Social Networks and Australian Reconciliation challenges

Let’s pretend this isn’t groups on Facebook but you’ve just spotted them on member created forums on your own little community.

Do your community “spider senses” tingle when you start to see groups with Gary Coleman and Nazi Swastikas all over it? And then -oh dear – you see the group is called…

we dont need to say sorry to the aboriginals… we did nothing wrong

Further investigation reveals other groups in the list…
… have you already started framing a post for the moderators forum, with a warning to go out over MSN Messenger or Yahoo!Messenger (or Twitter if you are cool enough)? Figured out how to ban people for stepping over the line (Swastikas are not part of ‘respecting each other‘ right?) without it seeming like a ‘political’ action? Deciding whether it needs a special post in the Announcements forum? Quiet Private Messenging with the Swastika members? Or an example?

Remember, a social network is not a blog. You don’t get to take partisan sides on a political issue. You can’t ban just because you disagree. This is a many to many (group) discussion. But those swastikas – and yes, I’ve heard before how they were misappropriated by Nazis, I’ve heard everything from misguided community members – have to go. Someone tell Facebook?

Or are you just going to rush over to see which of your friends belong?

Laurel Papworth

Named by Forbes™ Magazine in the Top 50 Social Media Influencers globally, named Head of Industry, Social Media (Marketing Magazine™) and in the Power150 Media bloggers (AdAge™). CERT IV Training and Assessment certified trainer (Diplomas and Certificates etc) Adult Education. Laurel has manager Facebook Pages for Junior Masterchef, Idol, Big Brother etc. and have consulted on private online communities for banks Westpac, not for profits UNHCR & governments in SE Asia. Lecturer, social media, University of Sydney for 10 years and Laurel has 11,000 online students. Laurel Papworth personally connects to 6 million followers online and has taught around 100,000 people in the last 10 years how to be social media managers.

4 thoughts on “Social Networks and Australian Reconciliation challenges

  1. Wow…that is a really good question. What do you do? Facebook’s ToS does say:

    [You agree not to use the Service or the Site to] upload, post, transmit, share, store or otherwise make available any content that we deem to be harmful, threatening, unlawful, defamatory, infringing, abusive, inflammatory, harassing, vulgar, obscene, fraudulent, invasive of privacy or publicity rights, hateful, or racially, ethnically or otherwise objectionable.

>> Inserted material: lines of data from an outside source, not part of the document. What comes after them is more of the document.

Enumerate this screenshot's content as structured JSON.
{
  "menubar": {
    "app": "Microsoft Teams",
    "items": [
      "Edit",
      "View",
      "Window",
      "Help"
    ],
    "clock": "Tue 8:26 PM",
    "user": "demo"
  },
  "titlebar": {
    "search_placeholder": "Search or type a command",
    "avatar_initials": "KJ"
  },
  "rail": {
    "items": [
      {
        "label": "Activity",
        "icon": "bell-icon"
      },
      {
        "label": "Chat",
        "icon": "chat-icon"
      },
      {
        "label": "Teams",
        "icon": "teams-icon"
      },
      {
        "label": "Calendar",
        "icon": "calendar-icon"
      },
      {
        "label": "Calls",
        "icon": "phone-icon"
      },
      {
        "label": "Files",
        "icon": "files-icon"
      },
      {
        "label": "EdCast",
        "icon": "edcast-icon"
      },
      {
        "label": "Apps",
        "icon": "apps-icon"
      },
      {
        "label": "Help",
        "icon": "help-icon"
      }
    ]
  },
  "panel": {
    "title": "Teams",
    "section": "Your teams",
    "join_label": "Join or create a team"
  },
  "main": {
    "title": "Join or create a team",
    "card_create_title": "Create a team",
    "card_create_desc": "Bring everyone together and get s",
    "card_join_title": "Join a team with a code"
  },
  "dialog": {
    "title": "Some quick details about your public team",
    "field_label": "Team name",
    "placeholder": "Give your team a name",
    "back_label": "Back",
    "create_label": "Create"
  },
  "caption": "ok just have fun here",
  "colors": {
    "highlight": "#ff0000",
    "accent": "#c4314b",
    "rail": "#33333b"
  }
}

    I wonder if this group qualifies as any of those? And if Facebook thinks it does, I know its admins are incredibly quick at suspending and cancelling accounts. Let’s see how things go.

  2. Having different points of view is often healthy, particularly when both views are well-considered. However when people slag other people off for the sake of it (such as these Facebook groups do), is there any point in giving them more airspace than they deserve? If you read the comments that people are making on these groups, most of them make vast generalisations about Aboriginal people.

    Ameel has a great point. These groups are blatantly racist, that is, they are implying that one racial group is superior to another. I wonder what Facebook is doing about it, if anything, considering the groups contravene their user agreement.

    Back to Laurel’s point, if you are advocating for a group of people that is likely to be attacked by another group of people (and Indigenous groups are a good case in point here), it is wise to moderate so you can screen out abusive comments. There is a line between disagreeing on the grounds of opinion, and disagreeing on the grounds of abuse.

    Would love to hear what others think about this, a v. interesting topic …

  3. i say let them be racist if they want to be. So long as they’re not in others’ way, there is no problem. They’re just airing an opinion, no matter how distasteful.

  4. I disagree with Anonymous’ comments.

    I know the internet should be free and all, but I think if Facebook leaves these kinds of groups floating around, it just spreads hate. And social networks shouldn’t be about propagating or allowing the propagation of blatant discrimination against any group of persons. Like Priscilla says, these groups tread on some dark areas, that of abuse, it isn’t like some “I don’t care how comfortable crocs are, you look like a dumbass”, which in my opinion is relatively more light-hearted than the kinds of groups we are talking about, which we just KNOW are bad news.